© 2019 - International Centre for Investigative Reporting
INEC extends PVC collection window by three days
THE Independent National Electoral Commission (INEC) has extended the window for the collection of Permanent Voter Cards (PVCs) by three days.
INEC National chairman, Mahmoud Yakubu, made this known during a meeting with Resident Electoral Commissioners (REC) in Abuja on Friday, explaining that the decision was because of complaints by many Nigerians.
The new deadline for collection of PVCs is now February 11, as against the previous date, February 8, which would have expired by the close of business on Friday.
Yakubu said INEC was determined that no eligible Nigeria was denied the right to vote in the coming elections as nobody will be allowed to vote without the PVC.
Officials will also work on Saturdays and Sundays.
When The ICIR visited a PVC collection centre, Government Secondary School, Wuse Zone III, Abuja, on Thursday, it was observed that many people were unable to collect the PVCs for a variety of reasons.
Some were at the wrong place as, according to the INEC officials, their cards had been sent to the collection centre nearest to their voting areas, even though many of them claimed they registered at the school. They were redirected to the appropriate centres.
However, there were many who were turned back because their cards were not printed. A female INEC official explained that the cards for those who registered in August 2017 were not printed.
“Even me, mine was not printed,” she said. “I can show you my TVC (Temporary Voter Card). She said she does not know why the cards for August 2017 were not printed. The people affected left with their TVCs, many grudgingly.
Another group of people who were unable to collect their PVCs were asked to register afresh as their initial registration was flawed. No other explanation was given to them even though they had TVCs that looked quite genuine.
There was quite a sizeable crowd at the collection centre, The ICIR obsereved.
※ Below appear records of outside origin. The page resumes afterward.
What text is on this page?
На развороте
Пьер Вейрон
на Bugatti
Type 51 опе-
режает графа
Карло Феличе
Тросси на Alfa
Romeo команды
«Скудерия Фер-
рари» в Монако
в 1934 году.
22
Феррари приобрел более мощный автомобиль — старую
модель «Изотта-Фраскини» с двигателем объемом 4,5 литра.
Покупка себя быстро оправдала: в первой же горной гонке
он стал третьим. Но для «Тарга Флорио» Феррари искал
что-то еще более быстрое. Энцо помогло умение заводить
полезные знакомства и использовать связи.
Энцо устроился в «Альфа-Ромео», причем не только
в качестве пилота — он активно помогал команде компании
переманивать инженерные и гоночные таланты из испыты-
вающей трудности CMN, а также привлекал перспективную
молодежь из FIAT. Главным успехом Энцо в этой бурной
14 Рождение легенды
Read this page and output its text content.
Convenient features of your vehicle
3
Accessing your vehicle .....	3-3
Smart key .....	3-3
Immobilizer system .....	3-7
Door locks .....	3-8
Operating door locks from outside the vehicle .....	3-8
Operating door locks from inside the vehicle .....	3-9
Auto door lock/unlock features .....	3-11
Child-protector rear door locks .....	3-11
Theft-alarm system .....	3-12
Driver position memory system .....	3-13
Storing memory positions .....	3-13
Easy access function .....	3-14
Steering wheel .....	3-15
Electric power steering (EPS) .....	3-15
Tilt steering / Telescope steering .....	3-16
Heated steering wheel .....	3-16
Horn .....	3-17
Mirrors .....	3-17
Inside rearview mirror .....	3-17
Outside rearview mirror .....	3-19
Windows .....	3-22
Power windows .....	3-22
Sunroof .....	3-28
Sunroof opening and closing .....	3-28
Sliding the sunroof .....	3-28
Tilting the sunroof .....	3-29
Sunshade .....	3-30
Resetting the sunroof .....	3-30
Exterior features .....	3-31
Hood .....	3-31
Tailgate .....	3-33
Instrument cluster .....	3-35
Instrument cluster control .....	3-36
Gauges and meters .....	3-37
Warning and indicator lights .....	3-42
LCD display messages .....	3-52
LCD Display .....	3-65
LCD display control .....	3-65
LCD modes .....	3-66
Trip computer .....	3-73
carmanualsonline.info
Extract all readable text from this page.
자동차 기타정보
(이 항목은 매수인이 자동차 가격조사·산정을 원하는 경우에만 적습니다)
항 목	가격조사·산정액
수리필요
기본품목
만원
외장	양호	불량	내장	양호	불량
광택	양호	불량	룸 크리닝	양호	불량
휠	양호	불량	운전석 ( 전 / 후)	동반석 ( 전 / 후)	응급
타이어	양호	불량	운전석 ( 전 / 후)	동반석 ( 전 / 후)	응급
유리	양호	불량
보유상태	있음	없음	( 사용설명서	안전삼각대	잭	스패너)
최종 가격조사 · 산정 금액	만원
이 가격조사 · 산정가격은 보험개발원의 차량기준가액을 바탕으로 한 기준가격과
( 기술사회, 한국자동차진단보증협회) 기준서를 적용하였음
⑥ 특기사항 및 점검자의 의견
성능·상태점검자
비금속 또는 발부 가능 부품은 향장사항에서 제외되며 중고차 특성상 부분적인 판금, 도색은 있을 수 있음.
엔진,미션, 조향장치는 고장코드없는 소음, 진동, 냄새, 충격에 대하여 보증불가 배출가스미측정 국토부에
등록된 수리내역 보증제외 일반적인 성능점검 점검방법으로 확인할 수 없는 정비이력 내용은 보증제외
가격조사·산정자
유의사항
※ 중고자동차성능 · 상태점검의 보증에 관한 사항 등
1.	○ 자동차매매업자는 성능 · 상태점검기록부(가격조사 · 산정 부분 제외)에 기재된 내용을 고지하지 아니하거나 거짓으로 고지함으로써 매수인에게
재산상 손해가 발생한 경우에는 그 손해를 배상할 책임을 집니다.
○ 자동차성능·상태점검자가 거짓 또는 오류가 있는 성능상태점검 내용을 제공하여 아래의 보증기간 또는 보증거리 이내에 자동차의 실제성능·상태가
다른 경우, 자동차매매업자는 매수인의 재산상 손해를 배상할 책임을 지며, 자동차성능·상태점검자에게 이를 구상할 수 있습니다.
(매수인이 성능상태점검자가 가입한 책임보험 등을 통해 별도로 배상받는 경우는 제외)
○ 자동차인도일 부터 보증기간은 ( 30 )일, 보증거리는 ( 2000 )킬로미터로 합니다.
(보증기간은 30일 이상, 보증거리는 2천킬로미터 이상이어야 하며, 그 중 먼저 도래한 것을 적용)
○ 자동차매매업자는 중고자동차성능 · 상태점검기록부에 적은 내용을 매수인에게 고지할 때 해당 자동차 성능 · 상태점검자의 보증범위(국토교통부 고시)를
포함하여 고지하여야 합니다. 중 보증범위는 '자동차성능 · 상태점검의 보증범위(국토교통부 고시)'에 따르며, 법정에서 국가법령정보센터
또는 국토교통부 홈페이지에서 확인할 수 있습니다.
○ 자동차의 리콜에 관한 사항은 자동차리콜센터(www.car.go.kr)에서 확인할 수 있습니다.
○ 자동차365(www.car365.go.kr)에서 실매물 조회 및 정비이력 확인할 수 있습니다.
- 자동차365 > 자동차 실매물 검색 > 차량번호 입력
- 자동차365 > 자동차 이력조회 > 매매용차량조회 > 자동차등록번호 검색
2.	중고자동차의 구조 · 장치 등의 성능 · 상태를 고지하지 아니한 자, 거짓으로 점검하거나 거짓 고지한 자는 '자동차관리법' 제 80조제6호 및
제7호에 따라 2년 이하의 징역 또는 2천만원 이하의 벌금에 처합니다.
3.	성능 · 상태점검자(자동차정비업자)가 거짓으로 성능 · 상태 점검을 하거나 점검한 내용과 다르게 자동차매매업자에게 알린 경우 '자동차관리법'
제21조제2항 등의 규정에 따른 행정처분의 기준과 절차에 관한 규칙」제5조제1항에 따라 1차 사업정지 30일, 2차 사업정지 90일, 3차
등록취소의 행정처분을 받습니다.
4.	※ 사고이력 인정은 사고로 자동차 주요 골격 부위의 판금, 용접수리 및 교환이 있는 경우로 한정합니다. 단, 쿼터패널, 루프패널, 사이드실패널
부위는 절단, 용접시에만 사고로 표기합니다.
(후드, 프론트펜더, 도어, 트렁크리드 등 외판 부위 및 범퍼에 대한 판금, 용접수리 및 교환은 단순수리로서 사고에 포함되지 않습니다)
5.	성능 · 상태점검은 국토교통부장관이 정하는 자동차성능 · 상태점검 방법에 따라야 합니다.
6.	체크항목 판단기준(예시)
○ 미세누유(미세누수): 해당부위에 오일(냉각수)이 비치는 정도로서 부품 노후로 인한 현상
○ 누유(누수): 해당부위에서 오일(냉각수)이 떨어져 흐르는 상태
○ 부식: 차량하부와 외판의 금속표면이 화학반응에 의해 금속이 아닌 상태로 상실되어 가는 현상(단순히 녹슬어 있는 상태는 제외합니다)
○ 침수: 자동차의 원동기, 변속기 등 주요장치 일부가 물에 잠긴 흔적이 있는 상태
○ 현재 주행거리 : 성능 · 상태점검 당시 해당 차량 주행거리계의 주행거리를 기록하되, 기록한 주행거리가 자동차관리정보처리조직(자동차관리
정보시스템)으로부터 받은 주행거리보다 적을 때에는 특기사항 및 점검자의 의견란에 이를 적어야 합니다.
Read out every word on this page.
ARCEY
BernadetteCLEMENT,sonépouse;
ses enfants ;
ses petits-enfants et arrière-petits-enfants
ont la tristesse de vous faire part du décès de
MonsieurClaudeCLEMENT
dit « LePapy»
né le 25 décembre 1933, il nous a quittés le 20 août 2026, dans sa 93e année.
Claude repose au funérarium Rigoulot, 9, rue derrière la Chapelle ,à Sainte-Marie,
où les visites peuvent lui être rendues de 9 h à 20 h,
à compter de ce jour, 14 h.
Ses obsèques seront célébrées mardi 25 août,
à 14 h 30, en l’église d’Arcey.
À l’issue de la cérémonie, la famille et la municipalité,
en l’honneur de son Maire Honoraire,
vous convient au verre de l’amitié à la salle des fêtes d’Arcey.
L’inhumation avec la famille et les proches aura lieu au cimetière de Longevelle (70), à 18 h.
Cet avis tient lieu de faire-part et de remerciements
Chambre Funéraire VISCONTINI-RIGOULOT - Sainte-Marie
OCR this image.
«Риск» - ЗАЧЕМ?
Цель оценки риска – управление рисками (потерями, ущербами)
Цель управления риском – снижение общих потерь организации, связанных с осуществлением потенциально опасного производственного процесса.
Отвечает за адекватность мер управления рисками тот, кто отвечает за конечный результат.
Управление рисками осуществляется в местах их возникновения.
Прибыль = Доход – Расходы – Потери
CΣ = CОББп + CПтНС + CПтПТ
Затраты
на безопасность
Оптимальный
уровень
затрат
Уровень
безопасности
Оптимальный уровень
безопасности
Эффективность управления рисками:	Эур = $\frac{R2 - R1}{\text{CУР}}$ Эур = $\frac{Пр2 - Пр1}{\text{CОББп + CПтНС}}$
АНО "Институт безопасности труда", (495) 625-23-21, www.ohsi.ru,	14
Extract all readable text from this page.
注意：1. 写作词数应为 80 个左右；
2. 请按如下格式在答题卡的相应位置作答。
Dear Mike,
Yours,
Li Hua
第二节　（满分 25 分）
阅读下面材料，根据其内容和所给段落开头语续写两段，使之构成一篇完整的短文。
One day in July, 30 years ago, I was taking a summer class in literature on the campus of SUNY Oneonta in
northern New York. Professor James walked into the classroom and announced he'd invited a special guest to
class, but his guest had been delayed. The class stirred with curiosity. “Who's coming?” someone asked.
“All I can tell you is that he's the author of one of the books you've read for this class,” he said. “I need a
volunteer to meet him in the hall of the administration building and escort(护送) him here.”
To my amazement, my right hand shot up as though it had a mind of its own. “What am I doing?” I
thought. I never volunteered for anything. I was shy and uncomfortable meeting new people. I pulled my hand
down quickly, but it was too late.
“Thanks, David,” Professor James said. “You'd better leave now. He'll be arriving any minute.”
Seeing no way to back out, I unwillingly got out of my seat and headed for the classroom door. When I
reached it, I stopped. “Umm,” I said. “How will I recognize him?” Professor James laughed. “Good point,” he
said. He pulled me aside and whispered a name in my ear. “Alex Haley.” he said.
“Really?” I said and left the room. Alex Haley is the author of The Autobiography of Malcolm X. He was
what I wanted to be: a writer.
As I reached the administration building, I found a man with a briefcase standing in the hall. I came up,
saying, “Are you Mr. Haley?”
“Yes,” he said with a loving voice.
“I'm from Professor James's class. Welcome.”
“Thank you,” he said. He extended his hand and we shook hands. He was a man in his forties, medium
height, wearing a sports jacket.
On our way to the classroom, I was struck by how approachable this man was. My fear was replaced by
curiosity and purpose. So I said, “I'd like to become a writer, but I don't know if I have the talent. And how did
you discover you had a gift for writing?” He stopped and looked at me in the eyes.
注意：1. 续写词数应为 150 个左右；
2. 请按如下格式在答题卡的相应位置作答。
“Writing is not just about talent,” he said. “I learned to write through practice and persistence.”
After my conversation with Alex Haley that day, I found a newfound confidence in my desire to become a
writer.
This, coupled with the sheer number of PVCs that the INEC officials had to rummage through in search of peoples cards, made the process slow.
Meanwhile, The ICIR observed that it was easier to find PVCs belonging to persons who registered as recently as late 2018, or those that applied for a transfer of their old PVCs to Abuja, than to trace the PVCs of persons who registered in 2017 or as far back as 2011.